Embargo terbaru ini diberlakukan September lalu dengan AS mengklaim Iran menggunakan badan antariksa sipilnya untuk memajukan program rudal balistiknya.
“Semua bagian dari satelit, termasuk pembawa satelit, telah diproduksi oleh para ilmuwan Iran meskipun ada sanksi AS,” kata pemimpin IRGC, Mayor Jenderal Hossein Salami.
“Pesan dari pencapaian penting ini adalah bahwa sanksi tidak menjadi penghalang dalam perjalanan kemajuan Iran dan akan lebih memotivasi negara untuk berubah menjadi kekuatan besar di wilayah tersebut,” ucap Salami menambahkan.

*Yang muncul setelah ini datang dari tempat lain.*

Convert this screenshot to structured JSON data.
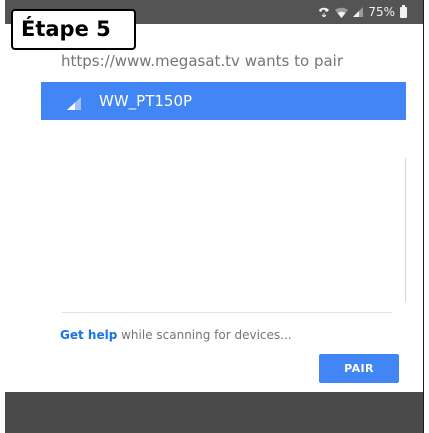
{
  "status_bar": {
    "icons": [
      "call-forward-icon",
      "wifi-icon",
      "cell-signal-icon"
    ],
    "battery_text": "75%"
  },
  "dialog": {
    "title": "https://www.megasat.tv wants to pair",
    "devices": [
      {
        "name": "WW_PT150P",
        "selected": true,
        "icon": "signal-strength-icon"
      }
    ],
    "help_link": "Get help",
    "help_text": " while scanning for devices...",
    "pair_button": "PAIR"
  },
  "overlay": {
    "step_label": "Étape 5"
  },
  "colors": {
    "accent": "#4285f4",
    "status_bar": "#545454",
    "nav_bar": "#4a4a4a",
    "link": "#1a73e8",
    "muted_text": "#757575"
  }
}
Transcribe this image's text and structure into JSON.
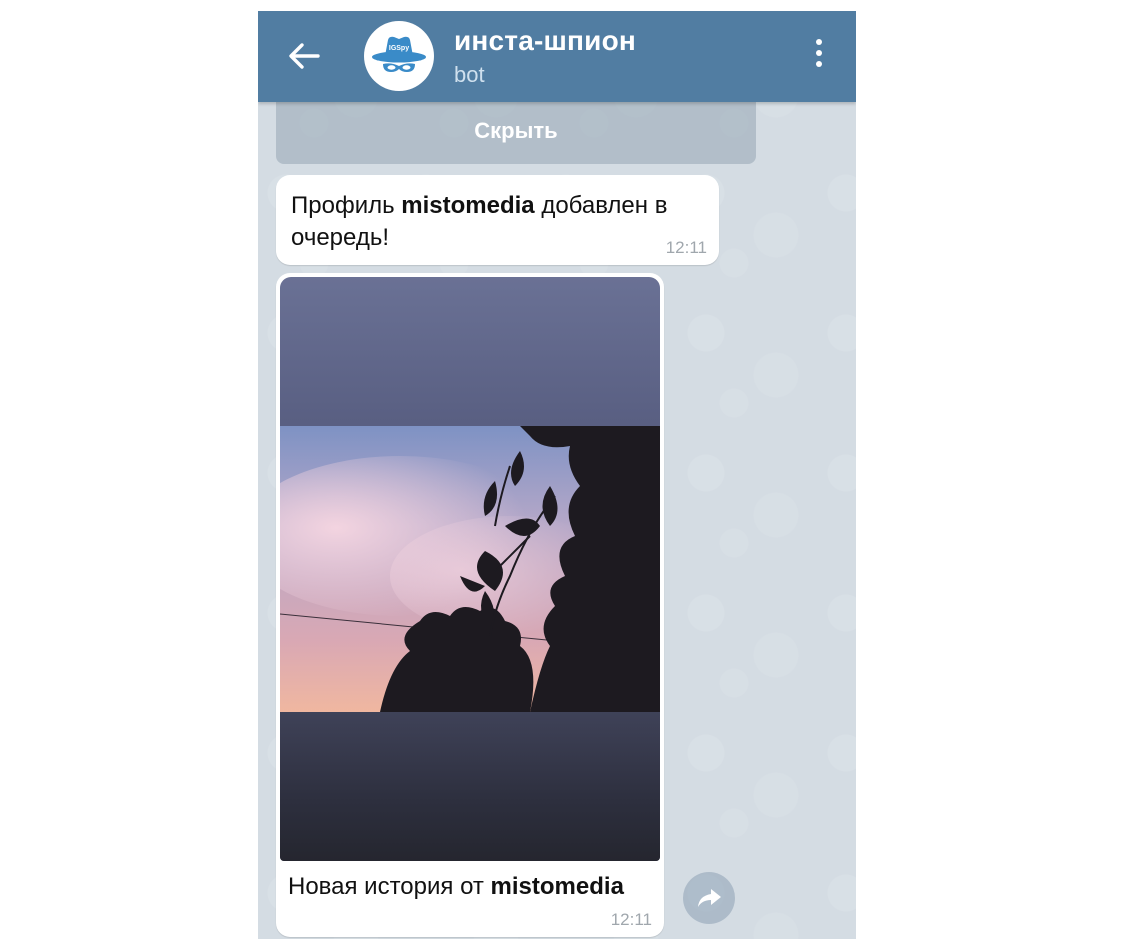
{
  "header": {
    "title": "инста-шпион",
    "subtitle": "bot",
    "avatar_text": "IGSpy",
    "colors": {
      "bar": "#517da2",
      "avatar_icon": "#3a8bc8"
    }
  },
  "keyboard": {
    "hide_button_label": "Скрыть"
  },
  "messages": [
    {
      "text_prefix": "Профиль ",
      "text_bold": "mistomedia",
      "text_suffix": " добавлен в очередь!",
      "time": "12:11"
    },
    {
      "type": "photo",
      "caption_prefix": "Новая история от ",
      "caption_bold": "mistomedia",
      "time": "12:11"
    }
  ],
  "icons": [
    "arrow-left-icon",
    "spy-avatar-icon",
    "more-vertical-icon",
    "share-arrow-icon"
  ]
}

Sementara Seyed Hossein Mousavian, mantan negosiator nuklir Iran mengatakan, “peluncuran satelit baru-baru ini menunjukkan bahwa terlepas dari semua sanksi dan tekanan, kemampuan rudal Iran telah tumbuh dan hampir mencapai titik tidak dapat kembali”.
Mousavian, spesialis keamanan dan kebijakan nuklir Timur Tengah di Universitas Princeton, mengatakan kepada Al Jazeera bahwa “kemampuan rudal Teheran adalah kekhawatiran terbesar bagi AS dan Israel jika terjadi serangan militer terhadap Iran”.
Sangat Canggih
Fabian Hinz adalah peneliti di Pusat Studi Nonproliferasi James Martin di Institut Studi Internasional Middlebury di Monterey, California yang mengikuti program luar angkasa Iran. Menurutnya, teknologi yang digunakan Iran sudah sangat canggih.
“Peluncur yang dikembangkan dan digunakan sangat canggih dan menggunakan beberapa teknologi yang penting untuk mengembangkan rudal jarak jauh,” kata Hinz kepada Al Jazeera.
“Teknologi rudal dan roket Iran telah berkembang ke tingkat yang luar biasa dalam dua dekade terakhir. Jumlah pencapaian teknologi yang mereka buat sangat mencengangkan. Namun, mereka telah menahan diri untuk jangkauan 2.000 km (1.240 mil),” tambahnya.
Sementara negara-negara Barat utama yang dipimpin oleh Amerika Serikat menuduh Iran menggunakan program luar angkasa sebagai penutup untuk rudal balistik jangka panjangnya, analis seperti Michael Elleman, direktur non-proliferasi dan program kebijakan nuklir di Institut Internasional untuk Studi Strategis di Washington telah menolak tuduhan itu, dengan mengatakan peluncuran satelit Iran tidak sama dengan uji coba rudal balistik antarbenua (ICBM).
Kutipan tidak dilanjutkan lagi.